Llewellyn Formation, Pennsylvania (308 – 300 MYA)

From their black color and exquisite preservation of detail, you might initially think these fern fossils were simple examples of carbonization - a process in which an organism’s organic material is preserved as a carbon film in oxygen-lean environments. However, their fossilization process was more complex. These are instead fossil fern impressions covered by a white coating of pyrophyllite (a metamorphic alteration of the pyrite that originally replaced the plant tissues). Hence the original plant material was first pyritized and then that pyrite altered to pyrophyllite. Despite the multi-step alteration, even the smallest details of the ferns’ surfaces remain beautifully preserved.  

Yet how did ferns last long enough to be altered and preserved? Ferns tend to be delicate; they decay easily and are quickly scavenged in most settings. However, these ferns were deposited in tropical coastal wetland swamps where the decay of tremendous volumes of plant debris quickly depleted the water’s oxygen to result in anoxic conditions that allowed plant material to accumulate. The buildup of organic material in these swamps led to immense coal deposits, so it is not surprising that these fossils were found in abandoned coal strip mines near St. Clair, Pennsylvania. 

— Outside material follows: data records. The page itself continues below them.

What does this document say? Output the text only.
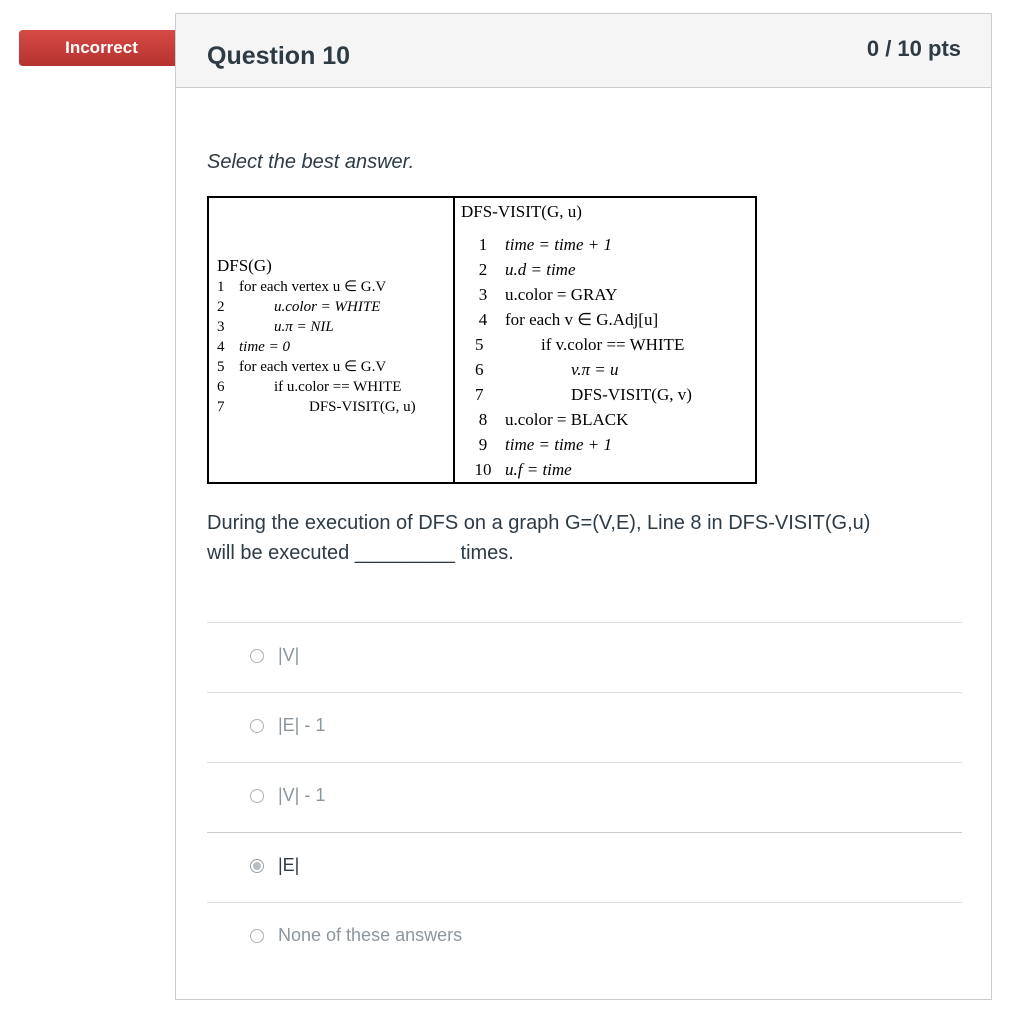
Incorrect	Question 10	0 / 10 pts
Select the best answer.
DFS(G)
1 for each vertex u ∈ G.V
2	u.color = WHITE
3	u.π = NIL
4 time = 0
5 for each vertex u ∈ G.V
6	if u.color == WHITE
7	DFS-VISIT(G, u)
DFS-VISIT(G, u)
1 time = time + 1
2 u.d = time
3 u.color = GRAY
4 for each v ∈ G.Adj[u]
5	if v.color == WHITE
6	v.π = u
7	DFS-VISIT(G, v)
8 u.color = BLACK
9 time = time + 1
10 u.f = time
During the execution of DFS on a graph G=(V,E), Line 8 in DFS-VISIT(G,u)
will be executed _________ times.
|V|
|E| - 1
|V| - 1
|E|
None of these answers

The ferns occur in cyclic deposits of the Upper Carboniferous Llewellyn Formation, a repetitive sequence of sandstones, siltstones, shale, conglomerate, and anthracite coal often referred to locally as ‘coal measures’. These sediments were originally deposited on a broad low relief plain, where sediment-filled streams delivered tremendous amounts of detritus from eroding upland areas. As sea level fluctuated, dense forests repeatedly gave way to swamplands and huge amounts of organic matter were buried and converted to coal. That coal has now been largely stripped away and consumed, with peak coal exploitation occurring in 1917 as the United Stated entered World War I.

 

Because of their repetitive cyclic nature, the sedimentary sequences in this region are known as cyclothems and they reflect relatively rapid sea level rise and fall as immense icesheets formed and melted across the southern continents as the supercontinent Pangea formed.  This was the last time the Earth experienced glacial ice ages until roughly 2.5 million years ago when the Isthmus of Panama closed and altered ocean circulation patterns to start our present ice ages. However, the Upper Carboniferous ice sheets were also the first ice ages since life evolved on land. The combination of glacial cycles, fluctuating sea level, and abundant plant life led to the world’s first widespread coal measures, the same coal measures that elsewhere started Great Britain on its path to industrialization.

Hence, these fern fossils not only capture a moment in time, but indirectly reflect Pangea’s formation,  ancient ice ages, and the cyclic deposition of resources that transformed our society and our history.